Samsung’s New Image-Generating AI Tool Is a Little Too Good


The pirate ship in Elliott Bay was one thing, but it was a fuzzy little bee that threw me off my feet.

Samsung would like us (and its shareholders) to know that its new phones are the smartest phones ever made, and the Fold 6 I’m reviewing has a new tool called “sketch to image.” Draw a sketch on a photo or a blank page of notes, and it will use generative AI to turn that thing into an image. I shrugged it off as just another AI tool when Samsung announced it on stage at Unpacked — but y’all, it’s really good. So good that it worries me a little.

Using the image-to-sketch tool in a note is pretty harmless: you draw something, highlight it, and choose from a handful of styles like “3D cartoon” and “illustration” to turn your drawing into something more detailed. Your image is sent to the cloud, and after a few moments, you’ll see a handful of options to choose from. The results are usually cute and fun; I’ve taken my two-year-old’s requests and we’ve drawn goofy-looking dump trucks and school buses. Sometimes you’ll get a teddy bear with too many arms, but it’s nothing serious.

It’s when I use Sketch to Image on a photo that things get weird. I’m the world’s worst artist, and this tool has translated my most basic sketches into photorealistic images. The AI-generated elements are convincingly integrated into the photos, scaled and adapted to the environment in a way that makes them hard to spot as fakes.

This is how I got to the bee problem. I took a photo from a dock just south of downtown Seattle with some flowers in the foreground. Since they are close to the camera and my focus was far away, they are slightly blurry. I drew the world’s worst sketch of a bee on one of these flowers, thinking the AI ​​would insert a clear image of a bee, easily giving it away as a fake. Wrong!

The AI ​​bee is blurry, as is the flower it’s landing on. If I didn’t know the AI ​​bee’s origin story, I wouldn’t think twice about walking past this image on Instagram. I’m assuming the photographer either took the shot at the right moment or waited for a bee to enter the frame—things that take skill and patience. They didn’t. In fact, I’m not even sure I can spot the “AI-generated content” watermark in the corner of the image.

It’s convincing at first glance, but if you look for more than a second, you’ll notice something is wrong.

I’ve been playing around with the image drawing a lot over the past week, and the results aren’t always so “fuzzy.” Often, they exhibit the telltale signs of a piece of AI generative art: words scribbled in an alien language or strange textures that don’t quite look right. Convincing at first glance, but if you look for more than a second, you’ll notice something is wrong.

Sometimes the content itself betrays reality: I don’t think anyone would believe I saw a huge pirate ship anchored in Elliott Bay or a giant orange cat in a West Seattle intersection. But even when the images are so outrageous that no one could mistake them for real, they seem realistic.

In general, large objects look obviously fake. But it’s very easy to add another car to a photo of a busy road or a sailboat in the distance, and most people won’t know. Aside from this AI watermark, which is easily cropped out, there’s really no way to tell that there’s anything unusual about the image. It’s weird!

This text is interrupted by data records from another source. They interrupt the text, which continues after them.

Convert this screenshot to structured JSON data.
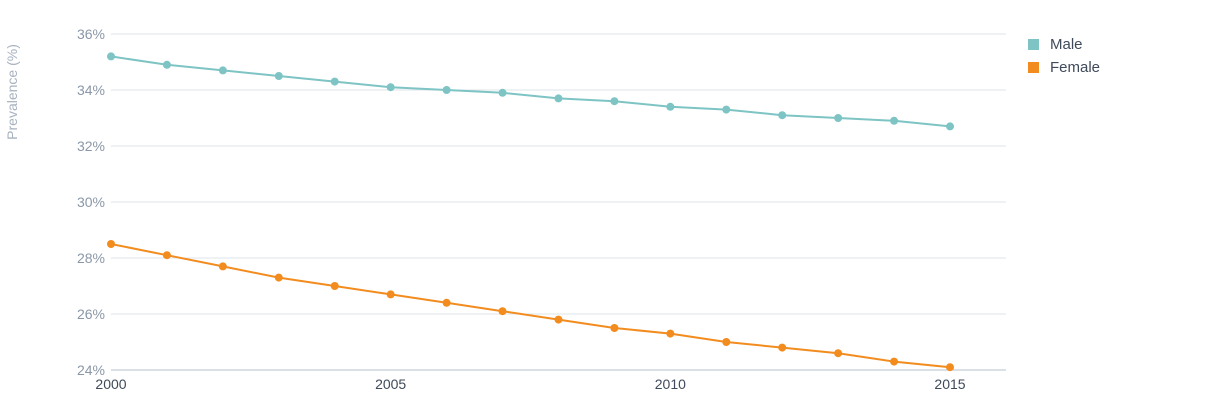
{
  "chart_data": {
    "type": "line",
    "title": "",
    "xlabel": "",
    "ylabel": "Prevalence (%)",
    "x": [
      2000,
      2001,
      2002,
      2003,
      2004,
      2005,
      2006,
      2007,
      2008,
      2009,
      2010,
      2011,
      2012,
      2013,
      2014,
      2015
    ],
    "xlim": [
      2000,
      2016
    ],
    "xticks": [
      "2000",
      "2005",
      "2010",
      "2015"
    ],
    "ylim": [
      24,
      36
    ],
    "yticks": [
      "24%",
      "26%",
      "28%",
      "30%",
      "32%",
      "34%",
      "36%"
    ],
    "grid": true,
    "legend_position": "top-right",
    "series": [
      {
        "name": "Male",
        "color": "#7ec4c4",
        "values": [
          35.2,
          34.9,
          34.7,
          34.5,
          34.3,
          34.1,
          34.0,
          33.9,
          33.7,
          33.6,
          33.4,
          33.3,
          33.1,
          33.0,
          32.9,
          32.7
        ]
      },
      {
        "name": "Female",
        "color": "#f28c1e",
        "values": [
          28.5,
          28.1,
          27.7,
          27.3,
          27.0,
          26.7,
          26.4,
          26.1,
          25.8,
          25.5,
          25.3,
          25.0,
          24.8,
          24.6,
          24.3,
          24.1
        ]
      }
    ]
  }
}
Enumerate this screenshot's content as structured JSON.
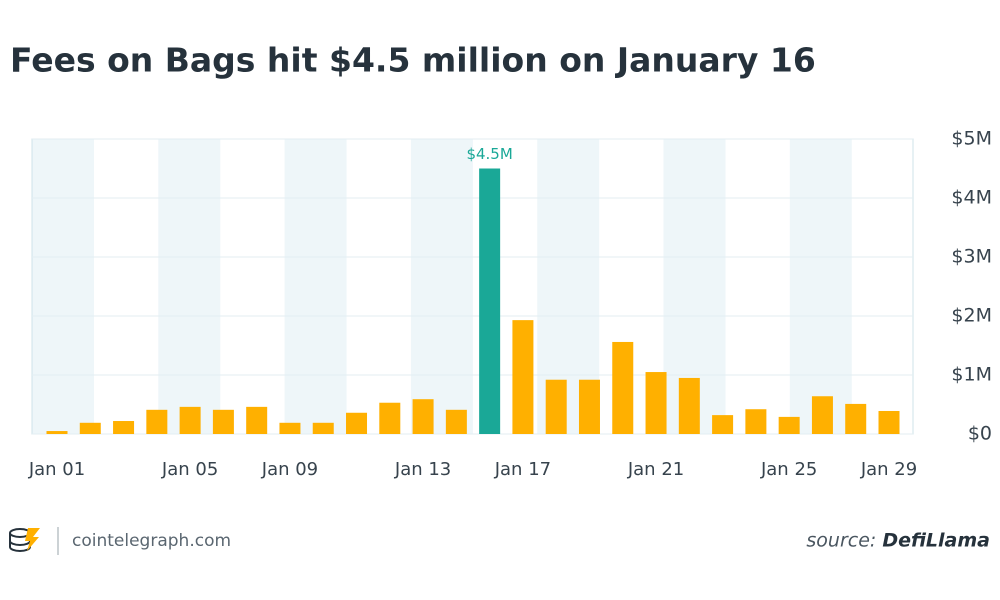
{
  "chart_data": {
    "type": "bar",
    "title": "Fees on Bags hit $4.5 million on January 16",
    "categories": [
      "Jan 01",
      null,
      null,
      null,
      "Jan 05",
      null,
      null,
      "Jan 09",
      null,
      null,
      null,
      "Jan 13",
      null,
      null,
      "Jan 17",
      null,
      null,
      null,
      "Jan 21",
      null,
      null,
      null,
      "Jan 25",
      null,
      null,
      "Jan 29"
    ],
    "values": [
      50000,
      190000,
      220000,
      410000,
      460000,
      410000,
      460000,
      190000,
      190000,
      360000,
      530000,
      590000,
      410000,
      4500000,
      1930000,
      920000,
      920000,
      1560000,
      1050000,
      950000,
      320000,
      420000,
      290000,
      640000,
      510000,
      390000
    ],
    "value_labels": [
      null,
      null,
      null,
      null,
      null,
      null,
      null,
      null,
      null,
      null,
      null,
      null,
      null,
      "$4.5M",
      null,
      null,
      null,
      null,
      null,
      null,
      null,
      null,
      null,
      null,
      null,
      null
    ],
    "colors": [
      "#ffb000",
      "#ffb000",
      "#ffb000",
      "#ffb000",
      "#ffb000",
      "#ffb000",
      "#ffb000",
      "#ffb000",
      "#ffb000",
      "#ffb000",
      "#ffb000",
      "#ffb000",
      "#ffb000",
      "#1aa897",
      "#ffb000",
      "#ffb000",
      "#ffb000",
      "#ffb000",
      "#ffb000",
      "#ffb000",
      "#ffb000",
      "#ffb000",
      "#ffb000",
      "#ffb000",
      "#ffb000",
      "#ffb000"
    ],
    "ylim": [
      0,
      5000000
    ],
    "yticks": [
      {
        "value": 0,
        "label": "$0"
      },
      {
        "value": 1000000,
        "label": "$1M"
      },
      {
        "value": 2000000,
        "label": "$2M"
      },
      {
        "value": 3000000,
        "label": "$3M"
      },
      {
        "value": 4000000,
        "label": "$4M"
      },
      {
        "value": 5000000,
        "label": "$5M"
      }
    ],
    "grid": true,
    "y_axis_side": "right"
  },
  "footer": {
    "brand": "cointelegraph.com",
    "source_label": "source:",
    "source_name": "DefiLlama"
  }
}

A fuzzy bee won’t destroy the fabric of our society

I don’t want to exaggerate. Using a sketch on an image is entirely optional, and many people will never even find it in the Gallery app. A blurry bee isn’t going to unravel the fabric of our society. But I think we’re in an increasingly weird place with AI. Sure, you’ve been able to add a blurry bee to an image in Photoshop for ages. But putting that capability into the the same device you use to take the photo and distribute it That’s another thing. The capabilities and accessibility of generative AI tools are outpacing our common understanding of what can be real and what can be fake when you scroll through Instagram.

Personally, I find it most bizarre when I show this feature to my child. He will grow up knowing that with the push of a button you can transform a crude sketch into something more polished. Or, with minimal effort, you can spice up a photo of train tracks by adding a train. Is this a good or bad thing? I have no idea, but I definitely sense a dissonance between how I viewed art as a child and how he will view it.

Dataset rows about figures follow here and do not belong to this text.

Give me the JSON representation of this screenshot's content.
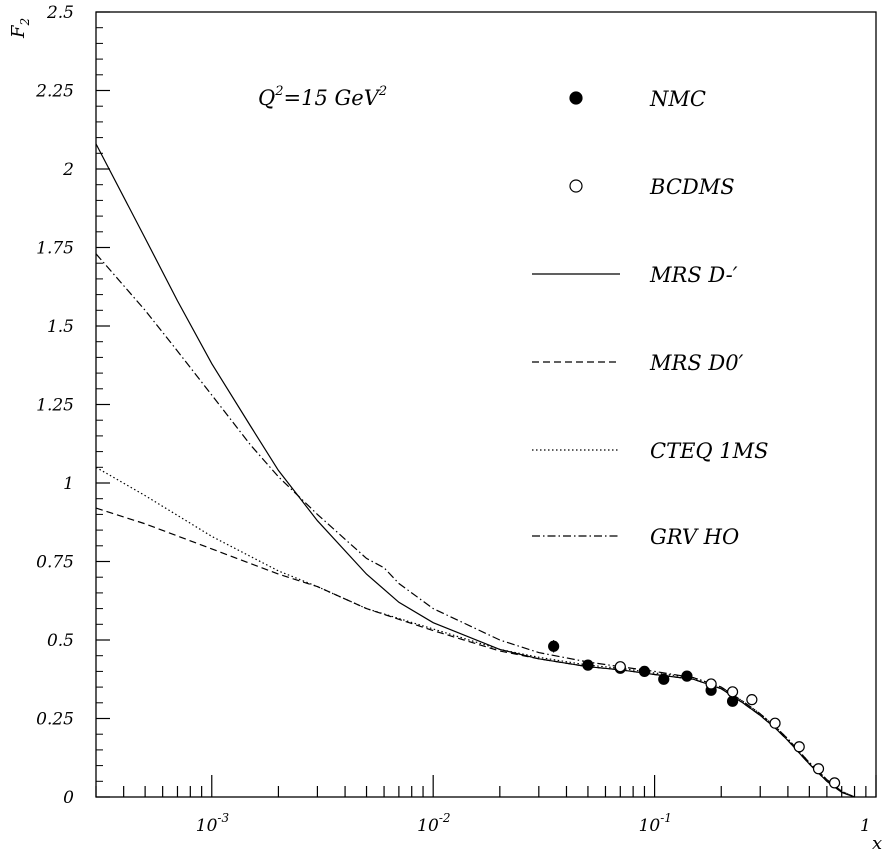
{
  "chart_data": {
    "type": "scatter",
    "xlabel": "x",
    "ylabel": "F",
    "ylabel_sub": "2",
    "xscale": "log",
    "xlim": [
      0.0003,
      1.0
    ],
    "ylim": [
      0,
      2.5
    ],
    "grid": false,
    "annotation": {
      "parts": [
        {
          "text": "Q",
          "sup": false
        },
        {
          "text": "2",
          "sup": true
        },
        {
          "text": "=15 GeV",
          "sup": false
        },
        {
          "text": "2",
          "sup": true
        }
      ]
    },
    "x_ticks": [
      {
        "base": "10",
        "exp": "-3",
        "value": 0.001
      },
      {
        "base": "10",
        "exp": "-2",
        "value": 0.01
      },
      {
        "base": "10",
        "exp": "-1",
        "value": 0.1
      },
      {
        "base": "1",
        "exp": "",
        "value": 1
      }
    ],
    "y_ticks": [
      {
        "label": "0",
        "value": 0
      },
      {
        "label": "0.25",
        "value": 0.25
      },
      {
        "label": "0.5",
        "value": 0.5
      },
      {
        "label": "0.75",
        "value": 0.75
      },
      {
        "label": "1",
        "value": 1
      },
      {
        "label": "1.25",
        "value": 1.25
      },
      {
        "label": "1.5",
        "value": 1.5
      },
      {
        "label": "1.75",
        "value": 1.75
      },
      {
        "label": "2",
        "value": 2
      },
      {
        "label": "2.25",
        "value": 2.25
      },
      {
        "label": "2.5",
        "value": 2.5
      }
    ],
    "legend_placement": "right",
    "points": [
      {
        "name": "NMC",
        "marker": "filled-circle",
        "x": [
          0.035,
          0.05,
          0.07,
          0.09,
          0.11,
          0.14,
          0.18,
          0.225
        ],
        "y": [
          0.48,
          0.42,
          0.41,
          0.4,
          0.375,
          0.385,
          0.34,
          0.305
        ],
        "yerr": [
          0.02,
          0.008,
          0.008,
          0.008,
          0.008,
          0.008,
          0.008,
          0.008
        ]
      },
      {
        "name": "BCDMS",
        "marker": "open-circle",
        "x": [
          0.07,
          0.18,
          0.225,
          0.275,
          0.35,
          0.45,
          0.55,
          0.65
        ],
        "y": [
          0.415,
          0.36,
          0.335,
          0.31,
          0.235,
          0.16,
          0.09,
          0.045
        ],
        "yerr": [
          0.005,
          0.006,
          0.006,
          0.005,
          0.005,
          0.005,
          0.004,
          0.003
        ]
      }
    ],
    "curves": [
      {
        "name": "MRS D-′",
        "style": "solid",
        "x": [
          0.0003,
          0.0005,
          0.0007,
          0.001,
          0.0015,
          0.002,
          0.003,
          0.005,
          0.007,
          0.01,
          0.02,
          0.03,
          0.05,
          0.07,
          0.1,
          0.15,
          0.2,
          0.25,
          0.3,
          0.35,
          0.4,
          0.5,
          0.6,
          0.7,
          0.8
        ],
        "y": [
          2.08,
          1.78,
          1.58,
          1.38,
          1.18,
          1.04,
          0.88,
          0.71,
          0.62,
          0.555,
          0.47,
          0.44,
          0.415,
          0.405,
          0.39,
          0.375,
          0.345,
          0.3,
          0.26,
          0.22,
          0.18,
          0.105,
          0.05,
          0.015,
          0.0
        ]
      },
      {
        "name": "MRS D0′",
        "style": "dashed",
        "x": [
          0.0003,
          0.0005,
          0.001,
          0.002,
          0.003,
          0.005,
          0.01,
          0.02,
          0.03,
          0.05,
          0.07,
          0.1,
          0.15,
          0.2,
          0.25,
          0.3,
          0.35,
          0.4,
          0.5,
          0.6,
          0.7,
          0.8
        ],
        "y": [
          0.92,
          0.87,
          0.79,
          0.71,
          0.67,
          0.6,
          0.53,
          0.465,
          0.44,
          0.415,
          0.405,
          0.39,
          0.375,
          0.345,
          0.3,
          0.26,
          0.22,
          0.18,
          0.105,
          0.05,
          0.015,
          0.0
        ]
      },
      {
        "name": "CTEQ 1MS",
        "style": "dotted",
        "x": [
          0.0003,
          0.0005,
          0.001,
          0.002,
          0.003,
          0.005,
          0.01,
          0.02,
          0.03,
          0.05,
          0.07,
          0.1,
          0.15,
          0.2,
          0.25,
          0.3,
          0.35,
          0.4,
          0.5,
          0.6,
          0.7,
          0.8
        ],
        "y": [
          1.05,
          0.96,
          0.83,
          0.72,
          0.67,
          0.6,
          0.535,
          0.47,
          0.445,
          0.42,
          0.41,
          0.395,
          0.38,
          0.35,
          0.305,
          0.265,
          0.225,
          0.185,
          0.11,
          0.055,
          0.018,
          0.0
        ]
      },
      {
        "name": "GRV HO",
        "style": "dash-dot",
        "x": [
          0.0003,
          0.0005,
          0.0007,
          0.001,
          0.0015,
          0.002,
          0.003,
          0.005,
          0.006,
          0.007,
          0.01,
          0.02,
          0.03,
          0.05,
          0.07,
          0.1,
          0.15,
          0.2,
          0.25,
          0.3,
          0.35,
          0.4,
          0.5,
          0.6,
          0.7,
          0.8
        ],
        "y": [
          1.73,
          1.55,
          1.42,
          1.28,
          1.12,
          1.02,
          0.9,
          0.76,
          0.73,
          0.68,
          0.6,
          0.5,
          0.46,
          0.43,
          0.415,
          0.4,
          0.38,
          0.35,
          0.305,
          0.265,
          0.225,
          0.185,
          0.11,
          0.055,
          0.018,
          0.0
        ]
      }
    ]
  }
}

None of this has stopped me from having fun turning sketches into images. The results of generative AI are pretty hilarious in their honesty, like when I tried to add a green monster poking its head out of the Puget Sound and it interpreted my drawing as a huge green polar bear with rippling muscles standing on the shore. Or when it turned a stick figure sketch into a life-size stick figure, with a shadow on the ground below.

Is the definition of photography changing before our eyes? Is our understanding of truth in images being transformed at an incredibly precarious moment for our democracy? Yes, but also, I took a picture of a rabbit and AI allowed me to put a little top hat on its little head. What a time to be alive.

The sketch image is available on the Galaxy Z Fold 6 and Z Flip 6. Samsung hasn’t publicly stated whether it will make the feature available on other Galaxy phones, but given the company’s track record of aggressively expanding Galaxy AI to previous-gen models, I think it’s extremely likely. Samsung has also committed to bringing AI features to 200 million phones this year alone. If a fuzzy little bee is any indicator, I’d say things are bound to get a little weird when that happens.